My question remains however, so I guess I need to get around to asking it and it is this: "At what point does you dying stop being a tragedy?" and there's a good reason for me to ask this question and I will get into it in the next paragraph, but if you want to just hang out in this one for a while, that's cool. I mean I'm not really getting anywhere topic-wise, but you know...maybe you need to rest your brain for a minute. (*time passes*) Hey! Kittens! Kittens are so cute it's ridiculous!! Sigh. (*another awkward pause*) Really fucking cute...

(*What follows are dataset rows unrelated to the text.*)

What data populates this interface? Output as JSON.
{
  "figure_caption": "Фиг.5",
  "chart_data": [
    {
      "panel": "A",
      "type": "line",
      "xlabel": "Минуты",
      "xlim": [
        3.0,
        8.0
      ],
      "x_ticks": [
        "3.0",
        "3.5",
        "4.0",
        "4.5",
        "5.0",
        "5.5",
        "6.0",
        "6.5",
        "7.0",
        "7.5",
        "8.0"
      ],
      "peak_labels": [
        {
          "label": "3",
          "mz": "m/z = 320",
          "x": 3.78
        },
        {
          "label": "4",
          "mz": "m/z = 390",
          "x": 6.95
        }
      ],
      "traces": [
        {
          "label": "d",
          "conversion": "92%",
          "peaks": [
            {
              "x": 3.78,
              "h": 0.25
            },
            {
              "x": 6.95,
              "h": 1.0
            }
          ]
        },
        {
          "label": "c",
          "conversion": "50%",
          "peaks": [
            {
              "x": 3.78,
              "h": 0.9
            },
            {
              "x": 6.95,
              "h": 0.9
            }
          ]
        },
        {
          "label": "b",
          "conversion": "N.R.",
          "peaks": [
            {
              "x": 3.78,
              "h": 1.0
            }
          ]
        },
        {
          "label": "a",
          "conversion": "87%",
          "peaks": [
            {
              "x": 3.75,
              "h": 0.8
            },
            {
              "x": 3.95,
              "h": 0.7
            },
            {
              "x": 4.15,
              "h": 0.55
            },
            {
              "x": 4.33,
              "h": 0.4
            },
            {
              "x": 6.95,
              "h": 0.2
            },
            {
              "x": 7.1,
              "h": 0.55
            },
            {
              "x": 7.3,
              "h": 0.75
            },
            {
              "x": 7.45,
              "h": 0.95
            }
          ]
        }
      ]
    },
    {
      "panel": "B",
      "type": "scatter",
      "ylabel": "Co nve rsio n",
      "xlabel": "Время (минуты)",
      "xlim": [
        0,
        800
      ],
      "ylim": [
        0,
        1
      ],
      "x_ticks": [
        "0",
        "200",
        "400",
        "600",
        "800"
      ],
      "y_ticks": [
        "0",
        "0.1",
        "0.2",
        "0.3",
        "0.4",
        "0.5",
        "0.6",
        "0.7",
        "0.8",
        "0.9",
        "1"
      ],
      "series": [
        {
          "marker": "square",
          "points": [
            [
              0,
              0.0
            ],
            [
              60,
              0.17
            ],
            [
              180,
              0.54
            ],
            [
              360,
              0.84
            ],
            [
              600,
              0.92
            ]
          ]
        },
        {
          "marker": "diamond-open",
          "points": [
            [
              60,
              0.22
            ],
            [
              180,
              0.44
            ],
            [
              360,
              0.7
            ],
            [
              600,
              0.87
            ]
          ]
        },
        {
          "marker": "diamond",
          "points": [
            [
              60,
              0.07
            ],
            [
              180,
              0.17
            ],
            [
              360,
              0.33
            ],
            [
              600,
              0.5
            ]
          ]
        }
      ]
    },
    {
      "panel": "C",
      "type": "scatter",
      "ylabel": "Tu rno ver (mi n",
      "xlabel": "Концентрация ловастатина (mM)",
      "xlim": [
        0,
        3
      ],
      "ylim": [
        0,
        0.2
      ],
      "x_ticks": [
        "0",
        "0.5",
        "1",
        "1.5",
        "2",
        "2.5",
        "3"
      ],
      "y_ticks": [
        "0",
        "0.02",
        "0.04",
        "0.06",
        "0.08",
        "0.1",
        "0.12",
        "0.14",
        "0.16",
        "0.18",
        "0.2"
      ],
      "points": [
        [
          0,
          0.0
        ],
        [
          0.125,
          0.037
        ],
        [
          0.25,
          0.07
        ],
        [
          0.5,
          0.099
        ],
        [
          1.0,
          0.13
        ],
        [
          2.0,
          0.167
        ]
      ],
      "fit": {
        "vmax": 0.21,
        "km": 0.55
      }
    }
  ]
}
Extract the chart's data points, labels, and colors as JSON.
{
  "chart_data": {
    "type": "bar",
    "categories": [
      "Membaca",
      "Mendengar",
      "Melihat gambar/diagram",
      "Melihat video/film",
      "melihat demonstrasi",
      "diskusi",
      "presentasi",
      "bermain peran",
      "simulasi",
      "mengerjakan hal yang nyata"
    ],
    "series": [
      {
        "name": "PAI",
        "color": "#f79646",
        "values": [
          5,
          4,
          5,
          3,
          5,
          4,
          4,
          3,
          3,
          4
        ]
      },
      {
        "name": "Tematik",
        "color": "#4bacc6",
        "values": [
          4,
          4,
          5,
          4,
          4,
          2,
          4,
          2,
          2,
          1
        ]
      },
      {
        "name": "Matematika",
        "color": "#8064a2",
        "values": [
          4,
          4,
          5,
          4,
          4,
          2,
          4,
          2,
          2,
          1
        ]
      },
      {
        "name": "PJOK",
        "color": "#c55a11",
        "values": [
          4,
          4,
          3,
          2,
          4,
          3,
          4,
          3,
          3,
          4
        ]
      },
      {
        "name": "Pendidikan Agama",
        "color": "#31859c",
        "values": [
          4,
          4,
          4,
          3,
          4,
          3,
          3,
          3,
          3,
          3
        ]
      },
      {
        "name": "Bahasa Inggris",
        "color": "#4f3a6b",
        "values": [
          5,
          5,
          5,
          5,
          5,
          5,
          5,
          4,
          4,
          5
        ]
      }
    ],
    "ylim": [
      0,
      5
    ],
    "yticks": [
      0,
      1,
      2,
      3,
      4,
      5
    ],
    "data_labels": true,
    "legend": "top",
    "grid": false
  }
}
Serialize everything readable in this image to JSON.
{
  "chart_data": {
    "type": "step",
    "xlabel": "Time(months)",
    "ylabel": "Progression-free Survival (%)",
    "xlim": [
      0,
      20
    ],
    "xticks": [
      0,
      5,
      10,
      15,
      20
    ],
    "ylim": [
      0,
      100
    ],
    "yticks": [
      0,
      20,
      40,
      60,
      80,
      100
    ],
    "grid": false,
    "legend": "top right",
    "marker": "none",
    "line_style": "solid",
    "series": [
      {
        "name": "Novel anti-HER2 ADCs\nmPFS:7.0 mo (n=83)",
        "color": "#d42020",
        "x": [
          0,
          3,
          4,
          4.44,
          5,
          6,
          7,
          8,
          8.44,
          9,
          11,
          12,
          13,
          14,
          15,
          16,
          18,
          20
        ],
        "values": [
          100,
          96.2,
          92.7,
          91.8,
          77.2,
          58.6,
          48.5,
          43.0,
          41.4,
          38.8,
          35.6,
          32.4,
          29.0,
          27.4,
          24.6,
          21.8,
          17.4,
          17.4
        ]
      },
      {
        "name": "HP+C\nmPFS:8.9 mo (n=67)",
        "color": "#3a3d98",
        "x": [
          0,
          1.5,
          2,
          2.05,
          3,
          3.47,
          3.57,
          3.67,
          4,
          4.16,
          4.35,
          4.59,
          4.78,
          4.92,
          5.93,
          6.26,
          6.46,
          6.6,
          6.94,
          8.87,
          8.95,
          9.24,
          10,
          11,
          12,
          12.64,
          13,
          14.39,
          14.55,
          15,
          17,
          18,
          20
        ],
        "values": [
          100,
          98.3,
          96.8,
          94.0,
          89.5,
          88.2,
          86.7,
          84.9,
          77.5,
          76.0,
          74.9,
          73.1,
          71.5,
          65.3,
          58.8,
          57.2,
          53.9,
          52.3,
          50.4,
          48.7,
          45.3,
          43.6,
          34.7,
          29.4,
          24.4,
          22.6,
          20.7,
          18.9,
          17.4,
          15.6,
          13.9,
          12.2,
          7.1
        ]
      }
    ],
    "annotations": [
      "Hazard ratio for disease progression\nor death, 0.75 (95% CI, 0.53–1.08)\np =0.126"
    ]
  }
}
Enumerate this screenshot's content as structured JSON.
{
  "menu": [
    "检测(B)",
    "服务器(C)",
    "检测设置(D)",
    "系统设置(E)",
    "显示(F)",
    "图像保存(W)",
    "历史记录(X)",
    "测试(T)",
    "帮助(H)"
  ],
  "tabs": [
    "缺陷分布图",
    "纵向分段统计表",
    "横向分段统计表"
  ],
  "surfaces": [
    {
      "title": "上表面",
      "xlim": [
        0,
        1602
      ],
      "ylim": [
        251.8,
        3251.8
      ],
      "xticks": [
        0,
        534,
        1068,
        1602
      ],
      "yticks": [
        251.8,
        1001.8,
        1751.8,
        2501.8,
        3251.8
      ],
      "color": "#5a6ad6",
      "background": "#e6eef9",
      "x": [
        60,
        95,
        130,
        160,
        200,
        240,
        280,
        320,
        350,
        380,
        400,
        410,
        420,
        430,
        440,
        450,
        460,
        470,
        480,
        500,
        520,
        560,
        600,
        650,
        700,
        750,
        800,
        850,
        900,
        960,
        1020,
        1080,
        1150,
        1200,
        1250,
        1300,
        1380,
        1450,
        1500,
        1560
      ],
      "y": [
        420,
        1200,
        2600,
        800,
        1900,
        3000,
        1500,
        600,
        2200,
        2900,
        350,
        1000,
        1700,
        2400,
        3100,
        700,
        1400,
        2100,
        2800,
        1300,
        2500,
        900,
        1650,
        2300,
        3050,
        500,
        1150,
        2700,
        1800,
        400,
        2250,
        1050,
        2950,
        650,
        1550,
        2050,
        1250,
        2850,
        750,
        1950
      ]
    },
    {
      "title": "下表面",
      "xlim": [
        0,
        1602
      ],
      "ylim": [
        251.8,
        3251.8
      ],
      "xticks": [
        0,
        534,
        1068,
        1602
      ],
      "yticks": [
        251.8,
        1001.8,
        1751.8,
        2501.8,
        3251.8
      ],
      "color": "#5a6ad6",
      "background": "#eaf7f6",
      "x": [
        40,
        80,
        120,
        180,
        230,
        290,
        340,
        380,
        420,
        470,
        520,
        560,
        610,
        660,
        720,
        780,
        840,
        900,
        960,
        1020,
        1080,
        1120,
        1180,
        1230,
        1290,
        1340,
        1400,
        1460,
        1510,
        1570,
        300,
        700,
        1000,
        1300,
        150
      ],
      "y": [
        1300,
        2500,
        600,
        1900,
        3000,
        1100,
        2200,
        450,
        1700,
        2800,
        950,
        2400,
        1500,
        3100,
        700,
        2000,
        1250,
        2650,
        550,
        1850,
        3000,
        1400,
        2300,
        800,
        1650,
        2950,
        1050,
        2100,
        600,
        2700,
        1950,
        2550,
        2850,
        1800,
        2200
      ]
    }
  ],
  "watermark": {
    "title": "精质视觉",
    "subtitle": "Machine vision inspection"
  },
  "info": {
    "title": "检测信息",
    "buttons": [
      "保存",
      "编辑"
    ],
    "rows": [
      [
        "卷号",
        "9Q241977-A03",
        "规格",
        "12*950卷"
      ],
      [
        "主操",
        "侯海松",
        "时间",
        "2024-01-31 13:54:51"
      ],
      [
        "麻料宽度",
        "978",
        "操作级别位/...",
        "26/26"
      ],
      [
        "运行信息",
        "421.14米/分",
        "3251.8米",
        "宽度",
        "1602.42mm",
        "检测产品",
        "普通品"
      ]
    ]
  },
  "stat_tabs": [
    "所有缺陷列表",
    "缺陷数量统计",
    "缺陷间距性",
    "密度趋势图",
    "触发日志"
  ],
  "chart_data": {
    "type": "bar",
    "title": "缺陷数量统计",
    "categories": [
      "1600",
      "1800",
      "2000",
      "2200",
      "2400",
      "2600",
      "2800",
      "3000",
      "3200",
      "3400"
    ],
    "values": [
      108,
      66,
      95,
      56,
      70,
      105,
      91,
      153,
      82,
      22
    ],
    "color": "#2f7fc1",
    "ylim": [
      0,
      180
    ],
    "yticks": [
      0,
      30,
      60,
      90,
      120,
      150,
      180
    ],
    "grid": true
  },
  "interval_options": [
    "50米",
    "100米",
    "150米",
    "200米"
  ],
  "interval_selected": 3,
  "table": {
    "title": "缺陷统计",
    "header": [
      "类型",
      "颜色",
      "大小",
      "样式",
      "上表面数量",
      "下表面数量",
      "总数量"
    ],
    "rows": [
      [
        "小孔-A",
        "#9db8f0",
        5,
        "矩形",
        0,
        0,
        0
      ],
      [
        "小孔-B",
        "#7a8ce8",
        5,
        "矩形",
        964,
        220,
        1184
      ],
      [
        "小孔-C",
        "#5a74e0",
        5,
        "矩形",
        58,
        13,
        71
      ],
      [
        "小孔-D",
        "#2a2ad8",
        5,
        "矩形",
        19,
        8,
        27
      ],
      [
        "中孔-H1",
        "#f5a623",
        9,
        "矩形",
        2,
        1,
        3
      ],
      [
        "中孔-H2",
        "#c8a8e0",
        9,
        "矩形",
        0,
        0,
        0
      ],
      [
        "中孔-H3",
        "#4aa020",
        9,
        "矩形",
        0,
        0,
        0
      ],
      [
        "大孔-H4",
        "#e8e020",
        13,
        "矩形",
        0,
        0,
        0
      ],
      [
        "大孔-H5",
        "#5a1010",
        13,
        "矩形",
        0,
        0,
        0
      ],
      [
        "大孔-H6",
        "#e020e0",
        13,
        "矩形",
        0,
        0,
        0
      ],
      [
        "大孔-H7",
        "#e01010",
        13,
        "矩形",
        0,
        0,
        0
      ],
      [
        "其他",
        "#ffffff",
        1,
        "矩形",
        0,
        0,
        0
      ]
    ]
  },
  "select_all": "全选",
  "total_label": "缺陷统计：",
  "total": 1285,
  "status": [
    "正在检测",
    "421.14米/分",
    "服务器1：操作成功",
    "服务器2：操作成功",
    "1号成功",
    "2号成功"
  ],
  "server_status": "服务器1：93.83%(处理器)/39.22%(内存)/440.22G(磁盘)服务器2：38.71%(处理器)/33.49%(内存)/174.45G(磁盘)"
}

Okay. Are we all rested up? And by "we" I mean "you" because I am always at the top of my game mentally as long as I don't run out of expired cat antidepressants that my brother sold me. The thing is, if you die in your thirties, everyone is all "Gasp! No! So young!" and if you die in your forties they're all "No way! Jesus! That's terrible" and if you die when your fifty-something people are all "What a tragedy." and in your sixties they go "He should have had more time. That's too bad." so they are definitely less mournful and less likely to gasp unless they know you and that's the shit I'm talking about. By the time you're eighty, their like "He had a nice long life. " and god forbid you live to be a hundred because then everyone hates you forever for living so long.
I know I do.
I want to find that age where people are gaspy and sad and saying "Oh my god NO!" and then tell people that's how old I am forever. That way when I kick it everyone will be sad and mourning like they should be and not relieved that I'm finally dead after a lifetime of genius adventures and sexy escapades involving guerilla can-can dancers with degrees in astro-physics and riding tigers through flaming buildings and escaping temples with diamonds the size of your face tucked into my bomber jacket. They'll just be like "God took him too soon." and "Why, Why WHY???" and "Jeez, He looks a little rough for being 46. The embalmer here must be on drugs! Let's get him!" and then they burn down the funeral home and I get to go out like a viking as I wished, except instead of a flaming longboat sailing off into the sunset, it's a funeral home going up in flames because I'm a big, fat liar.
Half a dozen of one, six of your mom.